Mi compñaera de piso entra ene lc uartod e baño mientras me estoy bañando, me provoca hasta que se me pone dura, y me la follo hasta correrme sobre ella.

Aquella mañana Liana no había reparado en mi cuando entro al baño. Desde hace unos meses y por culpa de la crisis compartimos piso. Y aunque, es una chica que tiene un polvazón, me gusta respetar la norma no escrita de no follarme a las compañeras de piso.

Aquella mañana de este caluroso noviembre solamente llevaba puesto una camisera que le cubría los pechos y una braguita. Mientras se lavaba la cara yo observaba desde dentro de la bañera, cubierto de agua hasta el cuello y, como es normal, totalmente desnudo. Desde mi posición tenia una visión perfecta de su culito, y mi mente calenturienta se puso a funcionar provocándome una erección en el acto.

De repente nuestras miradas se cruzaron a través del espejo, ella me pillo mirándole el culo, y con una risita tonta en la boca se acercó a la bañera. Me resistir a cubrir mi erecta polla para dar apariencia de normalidad. Y ella me pidió que le hiciera sitio. Sin quitarse la poca ropa que llevaba encima se metió en la bañera, sentándose sobre mis piernas, y dejando mi polla, que estaba a reventar, apretujada entre nuestros torsos. Nuestros labios se sellaron, y como pude le quite las braguitas y me puse a jugar con su coñito, suave y depilado, debajo del agua.

Dejando caer los tirantes de su camiseta, aparecieron ante mi dos turgentes tetitas, que no tarde en devorar, haciéndola gemir cada vez que mis dientes rozaban uno de sus pezones.

Salimos de la bañera, y sobre el mismo borde, nos turnamos para saborear nuestros sexos. Primero fui yo, y pude comprobar la doble humedad de su coñito, y luego ella, la que se metió mi polla hasta el fondo de la garganta.

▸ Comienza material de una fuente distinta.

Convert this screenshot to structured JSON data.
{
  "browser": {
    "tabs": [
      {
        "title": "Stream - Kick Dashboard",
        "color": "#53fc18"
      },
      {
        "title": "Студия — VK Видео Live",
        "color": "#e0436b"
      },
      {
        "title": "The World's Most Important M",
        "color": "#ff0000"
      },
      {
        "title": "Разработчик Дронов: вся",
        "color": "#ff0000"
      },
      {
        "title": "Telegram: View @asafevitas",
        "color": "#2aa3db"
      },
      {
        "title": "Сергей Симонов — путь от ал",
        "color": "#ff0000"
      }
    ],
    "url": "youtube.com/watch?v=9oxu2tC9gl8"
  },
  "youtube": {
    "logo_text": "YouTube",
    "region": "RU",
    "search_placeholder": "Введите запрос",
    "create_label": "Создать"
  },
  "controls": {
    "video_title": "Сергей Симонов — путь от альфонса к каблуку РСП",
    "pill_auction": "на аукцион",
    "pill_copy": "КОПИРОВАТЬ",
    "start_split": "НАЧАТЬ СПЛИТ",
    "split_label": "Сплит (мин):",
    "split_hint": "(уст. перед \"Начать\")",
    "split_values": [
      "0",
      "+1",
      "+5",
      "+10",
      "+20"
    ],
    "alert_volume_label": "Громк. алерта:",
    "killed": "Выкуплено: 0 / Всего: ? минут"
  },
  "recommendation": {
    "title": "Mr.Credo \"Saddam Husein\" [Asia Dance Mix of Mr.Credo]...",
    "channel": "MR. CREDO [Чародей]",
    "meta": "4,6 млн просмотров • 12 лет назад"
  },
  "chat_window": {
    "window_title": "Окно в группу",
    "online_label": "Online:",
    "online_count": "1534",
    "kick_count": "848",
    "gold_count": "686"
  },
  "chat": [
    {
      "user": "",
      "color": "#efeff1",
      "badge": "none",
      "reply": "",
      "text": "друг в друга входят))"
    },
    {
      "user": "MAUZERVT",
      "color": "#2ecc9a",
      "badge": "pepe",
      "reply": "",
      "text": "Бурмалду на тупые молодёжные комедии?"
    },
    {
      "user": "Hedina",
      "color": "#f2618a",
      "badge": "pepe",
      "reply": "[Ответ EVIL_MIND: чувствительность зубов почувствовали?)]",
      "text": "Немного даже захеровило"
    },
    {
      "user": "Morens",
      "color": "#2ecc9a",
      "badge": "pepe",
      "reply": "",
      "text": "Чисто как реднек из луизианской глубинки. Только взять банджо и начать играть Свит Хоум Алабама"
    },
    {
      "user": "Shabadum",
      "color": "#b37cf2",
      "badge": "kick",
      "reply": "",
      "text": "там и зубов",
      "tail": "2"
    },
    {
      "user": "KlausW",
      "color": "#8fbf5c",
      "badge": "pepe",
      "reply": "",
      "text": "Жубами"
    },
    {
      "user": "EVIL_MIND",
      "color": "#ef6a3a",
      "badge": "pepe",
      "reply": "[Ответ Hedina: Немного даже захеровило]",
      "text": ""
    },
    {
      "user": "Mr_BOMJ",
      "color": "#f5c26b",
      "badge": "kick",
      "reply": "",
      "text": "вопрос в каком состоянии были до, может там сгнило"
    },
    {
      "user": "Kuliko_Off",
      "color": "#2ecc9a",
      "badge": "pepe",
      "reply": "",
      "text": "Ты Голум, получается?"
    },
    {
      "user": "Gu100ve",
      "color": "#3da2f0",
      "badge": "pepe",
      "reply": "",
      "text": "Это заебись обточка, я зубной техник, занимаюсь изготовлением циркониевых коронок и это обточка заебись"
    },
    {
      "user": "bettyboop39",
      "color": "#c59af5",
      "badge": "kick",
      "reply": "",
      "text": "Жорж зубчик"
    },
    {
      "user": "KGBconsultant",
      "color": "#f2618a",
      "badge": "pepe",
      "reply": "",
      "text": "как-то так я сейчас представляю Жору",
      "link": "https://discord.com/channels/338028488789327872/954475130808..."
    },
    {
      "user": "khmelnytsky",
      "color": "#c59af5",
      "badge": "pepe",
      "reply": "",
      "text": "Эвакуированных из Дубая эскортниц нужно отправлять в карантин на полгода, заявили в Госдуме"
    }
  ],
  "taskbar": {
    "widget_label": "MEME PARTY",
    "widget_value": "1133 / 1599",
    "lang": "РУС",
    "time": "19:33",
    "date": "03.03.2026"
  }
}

Nos escurrimos sobre el suelo del cuarto de baño, y ella se fue hincando mi polla en lo mas hondo de sus entrañas, no dejando de gemir en ningún momento. Ella quiso llevar la iniciativa en todo momento, y así fue hasta que no pudo más, y todo su cuerpo tembló en mis manos. Sin salirme de su interior, la recosté sobre el frio suelo, y continúe follándomela hasta que se corrió de nuevo. Entonces, saque mi polla de su coñito y me estuve masturbando hasta descargar toda mi corrida sobre su cuerpo. Volvimos a besarnos, y antes de que nuestra agitada respiración volviera a la normalidad, mi polla estaba pidiendo de nuevo guerra. Pero para esta vez buscaríamos un sitio más cómodo.